Do your images have style?  If not, why?  It's simple in Bronto's WYSIWYG editor to add styling to your images to give your message that professional feel.  In today's post, we'll look at the styling tools we offer and see how to use them to fix a couple of common problems.


A Look at the Image Appearance tab

In order to see what styles you can apply to your images, you'll need to go to the normal Insert/Edit Image button in the Bronto WYSIWYG editor. Clicking this button will bring up the standard image inserting dialogue box. If you take a look at this, you'll notice two tabs at the top, one of which is labeled Appearance.

After clicking on the Appearance tab, you'll see the editor window below: 

Now that we have the Appearance tab pulled up, we'll walk through what each of the settings does...

The Alignment Setting

The Alignment setting allows you to align your image. You can choose from a number of different alignment options, including the two most commonly used, left and right.  Aligning an image left will cause text to wrap around the image on the right side, and aligning an image right will cause the text to wrap around on the left.  Like the graphic below.


The Dimensions setting allows you to set the size of your image.
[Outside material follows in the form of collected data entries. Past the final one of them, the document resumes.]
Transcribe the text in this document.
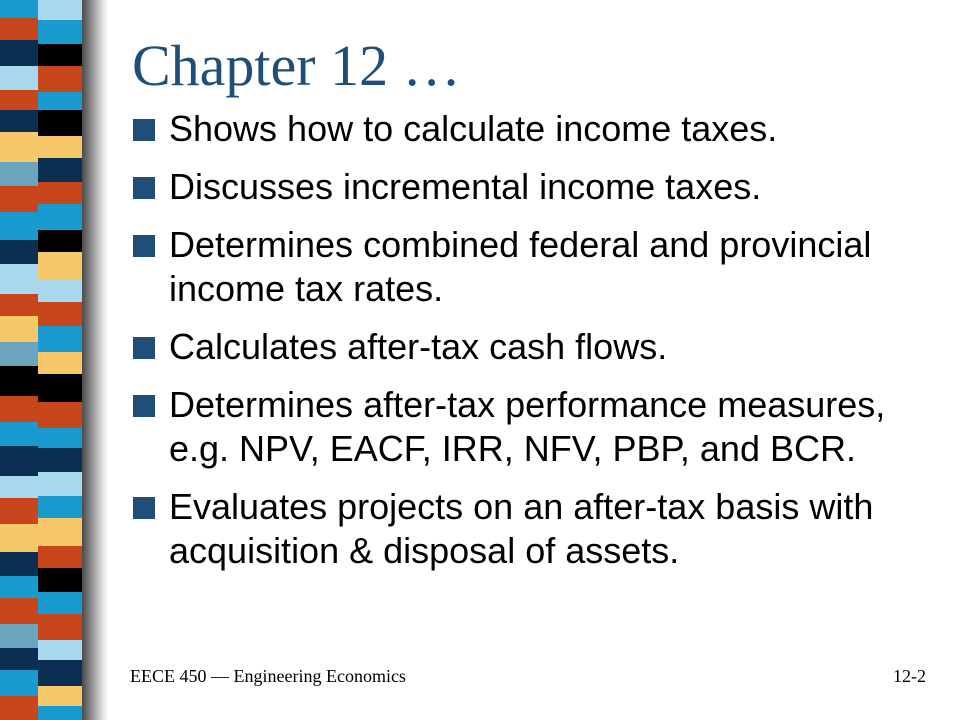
Chapter 12 …
Shows how to calculate income taxes.
Discusses incremental income taxes.
Determines combined federal and provincial income tax rates.
Calculates after-tax cash flows.
Determines after-tax performance measures, e.g. NPV, EACF, IRR, NFV, PBP, and BCR.
Evaluates projects on an after-tax basis with acquisition & disposal of assets.
EECE 450 — Engineering Economics	12-2
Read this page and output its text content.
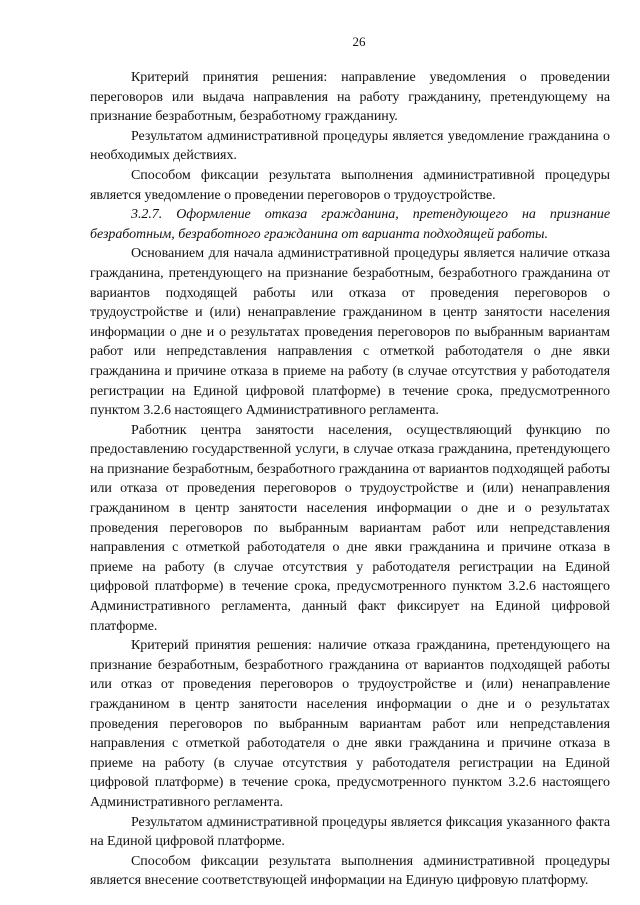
26

Критерий принятия решения: направление уведомления о проведении переговоров или выдача направления на работу гражданину, претендующему на признание безработным, безработному гражданину.

Результатом административной процедуры является уведомление гражданина о необходимых действиях.

Способом фиксации результата выполнения административной процедуры является уведомление о проведении переговоров о трудоустройстве.

3.2.7. Оформление отказа гражданина, претендующего на признание безработным, безработного гражданина от варианта подходящей работы.

Основанием для начала административной процедуры является наличие отказа гражданина, претендующего на признание безработным, безработного гражданина от вариантов подходящей работы или отказа от проведения переговоров о трудоустройстве и (или) ненаправление гражданином в центр занятости населения информации о дне и о результатах проведения переговоров по выбранным вариантам работ или непредставления направления с отметкой работодателя о дне явки гражданина и причине отказа в приеме на работу (в случае отсутствия у работодателя регистрации на Единой цифровой платформе) в течение срока, предусмотренного пунктом 3.2.6 настоящего Административного регламента.

Работник центра занятости населения, осуществляющий функцию по предоставлению государственной услуги, в случае отказа гражданина, претендующего на признание безработным, безработного гражданина от вариантов подходящей работы или отказа от проведения переговоров о трудоустройстве и (или) ненаправления гражданином в центр занятости населения информации о дне и о результатах проведения переговоров по выбранным вариантам работ или непредставления направления с отметкой работодателя о дне явки гражданина и причине отказа в приеме на работу (в случае отсутствия у работодателя регистрации на Единой цифровой платформе) в течение срока, предусмотренного пунктом 3.2.6 настоящего Административного регламента, данный факт фиксирует на Единой цифровой платформе.

Критерий принятия решения: наличие отказа гражданина, претендующего на признание безработным, безработного гражданина от вариантов подходящей работы или отказ от проведения переговоров о трудоустройстве и (или) ненаправление гражданином в центр занятости населения информации о дне и о результатах проведения переговоров по выбранным вариантам работ или непредставления направления с отметкой работодателя о дне явки гражданина и причине отказа в приеме на работу (в случае отсутствия у работодателя регистрации на Единой цифровой платформе) в течение срока, предусмотренного пунктом 3.2.6 настоящего Административного регламента.

Результатом административной процедуры является фиксация указанного факта на Единой цифровой платформе.

Способом фиксации результата выполнения административной процедуры является внесение соответствующей информации на Единую цифровую платформу.
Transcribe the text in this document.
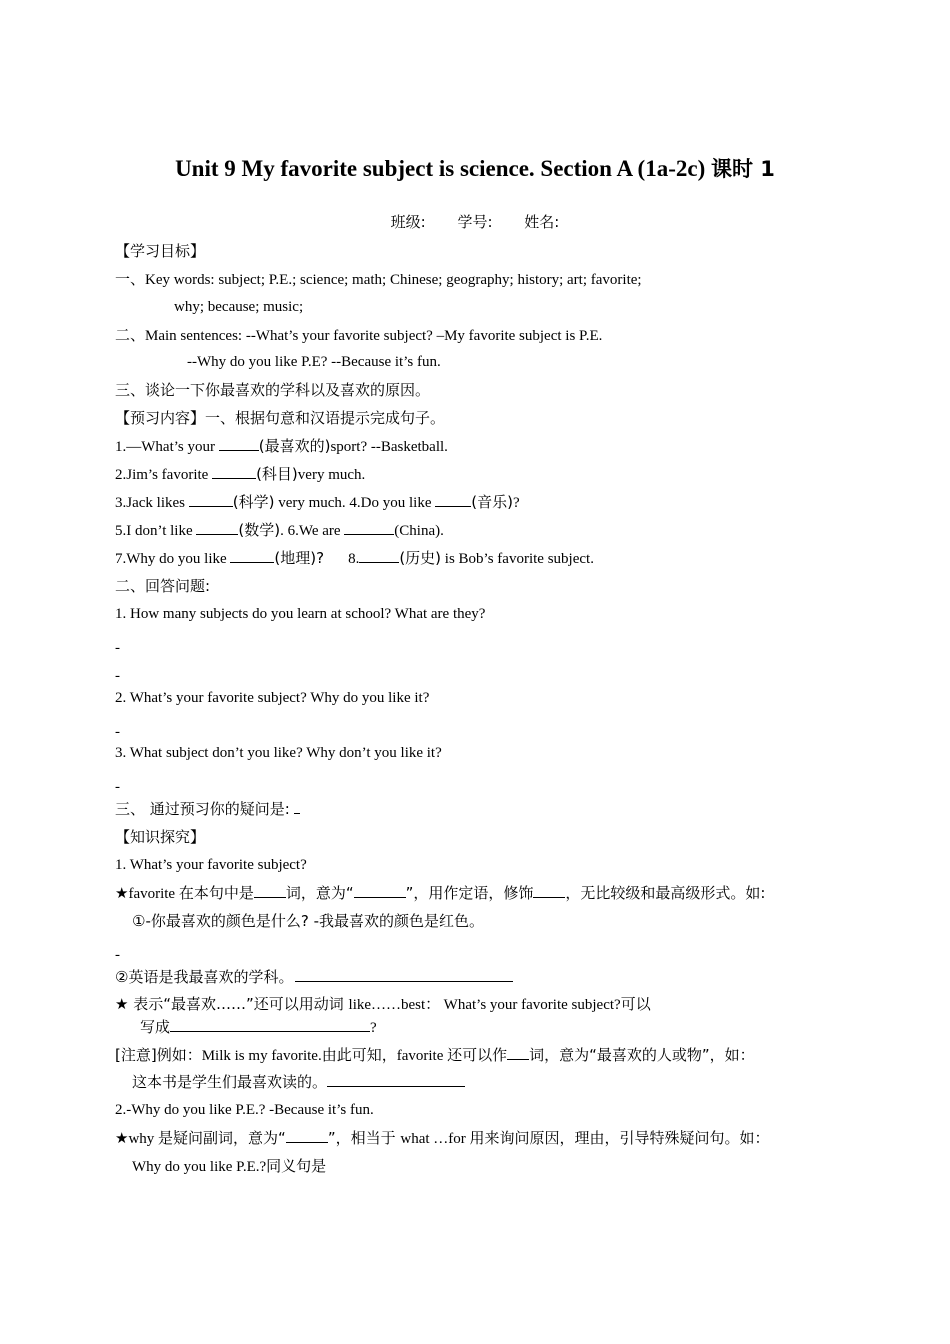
Unit 9 My favorite subject is science. Section A (1a-2c) 课时 1
班级: 学号: 姓名:
【学习目标】
一、Key words: subject; P.E.; science; math; Chinese; geography; history; art; favorite;
why; because; music;
二、Main sentences: --What’s your favorite subject? –My favorite subject is P.E.
--Why do you like P.E? --Because it’s fun.
三、谈论一下你最喜欢的学科以及喜欢的原因。
【预习内容】一、根据句意和汉语提示完成句子。
1.—What’s your	(最喜欢的)sport? --Basketball.
2.Jim’s favorite	(科目)very much.
3.Jack likes	(科学) very much. 4.Do you like (音乐)?
5.I don’t like	(数学). 6.We are	(China).
7.Why do you like	(地理)? 8.	(历史) is Bob’s favorite subject.
二、回答问题:
1. How many subjects do you learn at school? What are they?
-
-
2. What’s your favorite subject? Why do you like it?
-
3. What subject don’t you like? Why don’t you like it?
-
三、 通过预习你的疑问是:
【知识探究】
1. What’s your favorite subject?
★favorite 在本句中是 词，意为“	”，用作定语，修饰 ，无比较级和最高级形式。如:
①-你最喜欢的颜色是什么? -我最喜欢的颜色是红色。
-
②英语是我最喜欢的学科。
★ 表示“最喜欢……”还可以用动词 like……best： What’s your favorite subject?可以
写成	?
[注意]例如：Milk is my favorite.由此可知，favorite 还可以作 词，意为“最喜欢的人或物”，如：
这本书是学生们最喜欢读的。
2.-Why do you like P.E.? -Because it’s fun.
★why 是疑问副词，意为“	”，相当于 what …for 用来询问原因，理由，引导特殊疑问句。如：
Why do you like P.E.?同义句是
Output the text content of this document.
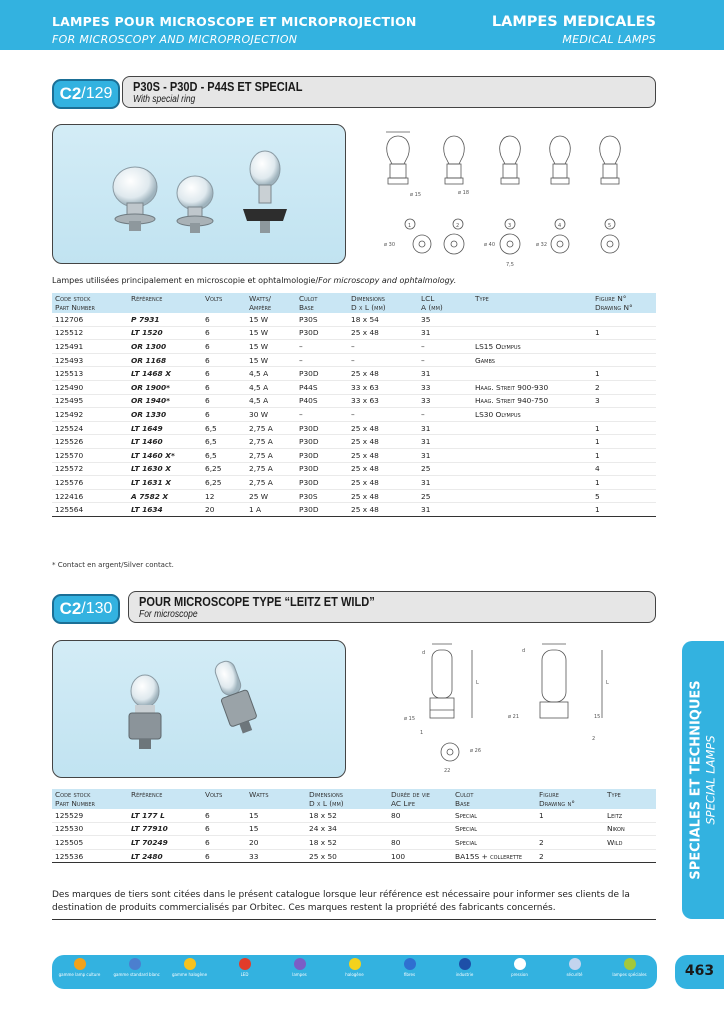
LAMPES POUR MICROSCOPE ET MICROPROJECTION
FOR MICROSCOPY AND MICROPROJECTION
LAMPES MEDICALES
MEDICAL LAMPS
C2 /129 P30S - P30D - P44S ET SPECIAL
With special ring
1	2	3	4	5
ø 15	ø 18
ø 30	ø 40	ø 32
7,5
Lampes utilisées principalement en microscopie et ophtalmologie/For microscopy and ophtalmology.
Code stock
Part Number	Référence	Volts	Watts/
Ampère	Culot
Base	Dimensions
D x L (mm)	LCL
A (mm)	Type	Figure N°
Drawing N°
112706	P 7931	6	15 W	P30S	18 x 54	35		
125512	LT 1520	6	15 W	P30D	25 x 48	31		1
125491	OR 1300	6	15 W	–	–	–	LS15 Olympus	
125493	OR 1168	6	15 W	–	–	–	Gambs	
125513	LT 1468 X	6	4,5 A	P30D	25 x 48	31		1
125490	OR 1900*	6	4,5 A	P44S	33 x 63	33	Haag. Streit 900-930	2
125495	OR 1940*	6	4,5 A	P40S	33 x 63	33	Haag. Streit 940-750	3
125492	OR 1330	6	30 W	–	–	–	LS30 Olympus	
125524	LT 1649	6,5	2,75 A	P30D	25 x 48	31		1
125526	LT 1460	6,5	2,75 A	P30D	25 x 48	31		1
125570	LT 1460 X*	6,5	2,75 A	P30D	25 x 48	31		1
125572	LT 1630 X	6,25	2,75 A	P30D	25 x 48	25		4
125576	LT 1631 X	6,25	2,75 A	P30D	25 x 48	31		1
122416	A 7582 X	12	25 W	P30S	25 x 48	25		5
125564	LT 1634	20	1 A	P30D	25 x 48	31		1
* Contact en argent/Silver contact.
C2 /130 POUR MICROSCOPE TYPE “LEITZ ET WILD”
For microscope
d
L
ø 15
ø 26
22
d
L
ø 21	15
1
2
Code stock
Part Number	Référence	Volts	Watts	Dimensions
D x L (mm)	Durée de vie
AC Life	Culot
Base	Figure
Drawing n°	Type

125529	LT 177 L	6	15	18 x 52	80	Special	1	Leitz
125530	LT 77910	6	15	24 x 34		Special		Nikon
125505	LT 70249	6	20	18 x 52	80	Special	2	Wild
125536	LT 2480	6	33	25 x 50	100	BA15S + collerette	2	
Des marques de tiers sont citées dans le présent catalogue lorsque leur référence est nécessaire pour informer ses clients de la destination de produits commercialisés par Orbitec. Ces marques restent la propriété des fabricants concernés.
SPECIALES ET TECHNIQUES SPECIAL LAMPS
gamme lamp culture	gamme standard blanc	gamme halogène	LED	lampes	halogène	fibres	industrie	pression	sécurité	lampes spéciales	463
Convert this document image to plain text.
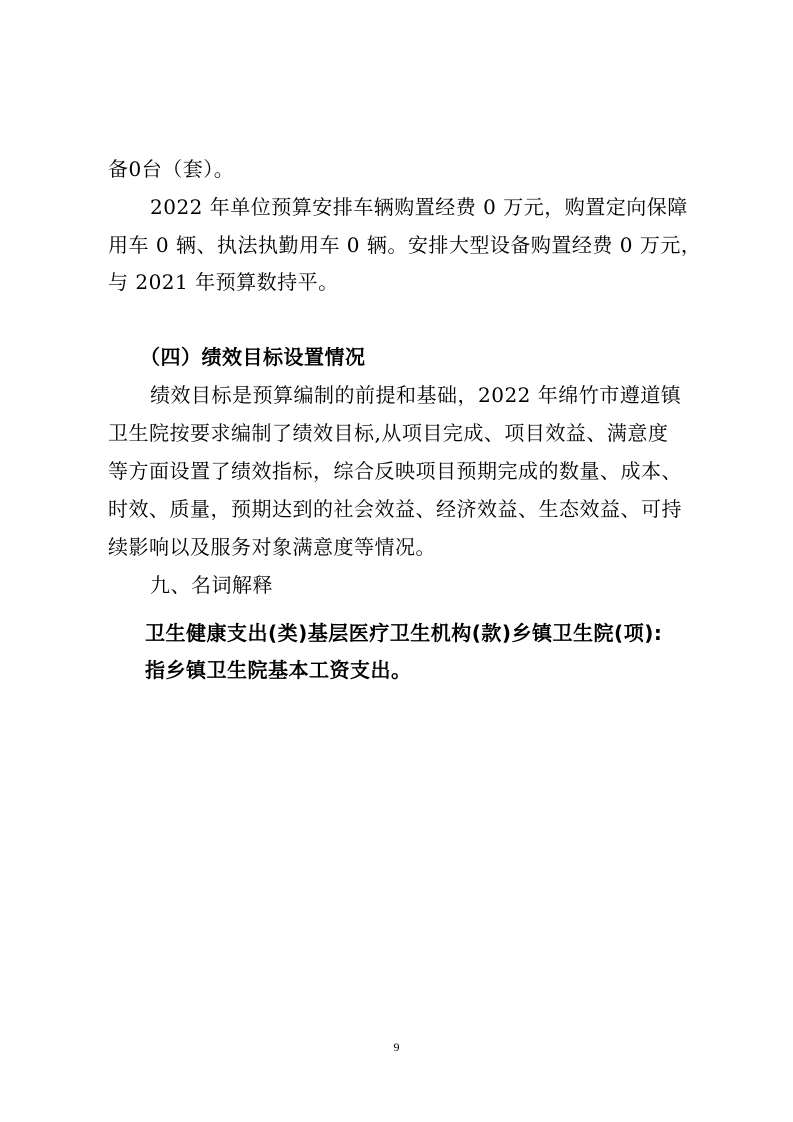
备0台（套）。
2022 年单位预算安排车辆购置经费 0 万元，购置定向保障
用车 0 辆、执法执勤用车 0 辆。安排大型设备购置经费 0 万元，
与 2021 年预算数持平。
（四）绩效目标设置情况
绩效目标是预算编制的前提和基础，2022 年绵竹市遵道镇
卫生院按要求编制了绩效目标,从项目完成、项目效益、满意度
等方面设置了绩效指标，综合反映项目预期完成的数量、成本、
时效、质量，预期达到的社会效益、经济效益、生态效益、可持
续影响以及服务对象满意度等情况。
九、名词解释
卫生健康支出(类)基层医疗卫生机构(款)乡镇卫生院(项):
指乡镇卫生院基本工资支出。
9
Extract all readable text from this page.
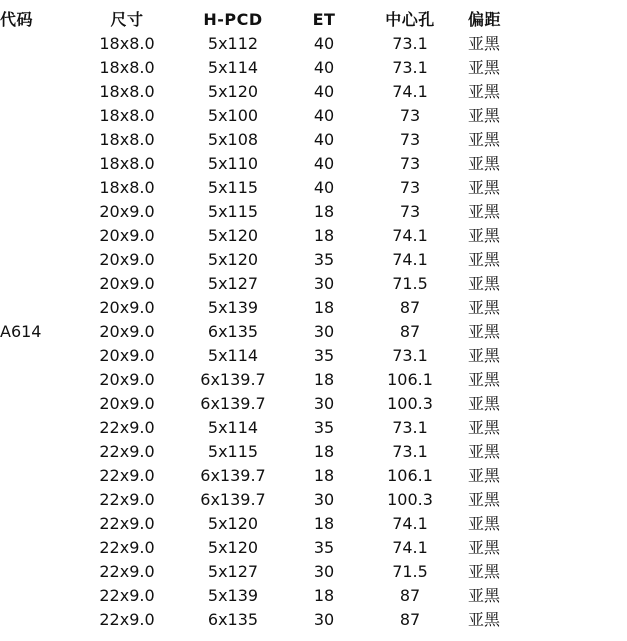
代码	尺寸	H-PCD	ET	中心孔	偏距
	18x8.0	5x112	40	73.1	亚黑
	18x8.0	5x114	40	73.1	亚黑
	18x8.0	5x120	40	74.1	亚黑
	18x8.0	5x100	40	73	亚黑
	18x8.0	5x108	40	73	亚黑
	18x8.0	5x110	40	73	亚黑
	18x8.0	5x115	40	73	亚黑
	20x9.0	5x115	18	73	亚黑
	20x9.0	5x120	18	74.1	亚黑
	20x9.0	5x120	35	74.1	亚黑
	20x9.0	5x127	30	71.5	亚黑
	20x9.0	5x139	18	87	亚黑
A614	20x9.0	6x135	30	87	亚黑
	20x9.0	5x114	35	73.1	亚黑
	20x9.0	6x139.7	18	106.1	亚黑
	20x9.0	6x139.7	30	100.3	亚黑
	22x9.0	5x114	35	73.1	亚黑
	22x9.0	5x115	18	73.1	亚黑
	22x9.0	6x139.7	18	106.1	亚黑
	22x9.0	6x139.7	30	100.3	亚黑
	22x9.0	5x120	18	74.1	亚黑
	22x9.0	5x120	35	74.1	亚黑
	22x9.0	5x127	30	71.5	亚黑
	22x9.0	5x139	18	87	亚黑
	22x9.0	6x135	30	87	亚黑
It will let you define a width and a height for the image you are styling. It also includes a checkbox that will, if checked, keep the image proportions intact so that your image does not distort when it re-sizes.

Vertical and Horizontal space

The Vertical and Horizontal space boxes are great for allowing your images a little breathing room.  If you look back at the alignment example above, you'll notice that the images and the text are really close together.  If we take the same left aligned image and put a value of 10 in both the vertical and horizontal space boxes, an invisible buffer of 10 pixels in either direction will surround the image. The result will be much nicer, like so:


The Border property allows you to set a border around your image. The border will be solid with a thickness set to whatever number you type into the box. This is not the most useful aspect of the Border property though. Oddly enough, the vast majority of users will set the Border attribute to 0.  Setting it to 0 will eliminate the ugly blue border that appears around images when you place a link on them. This blue border can be quite the eyesore in an otherwise beautiful email marketing message, so it really pays to get rid of it with this simple setting.


The Style box is kind of a catch all that allows you to apply custom styling to your images using CSS. Using this box will require knowledge of CSS syntax and attributes. So that is our quick and easy look at the image styling options available in the Bronto WYSIWYG editor. The different styles offered here can really help to lend a professional look and feel to your WYSIWYG generated messages, and can hopefully increase your ROI in the process.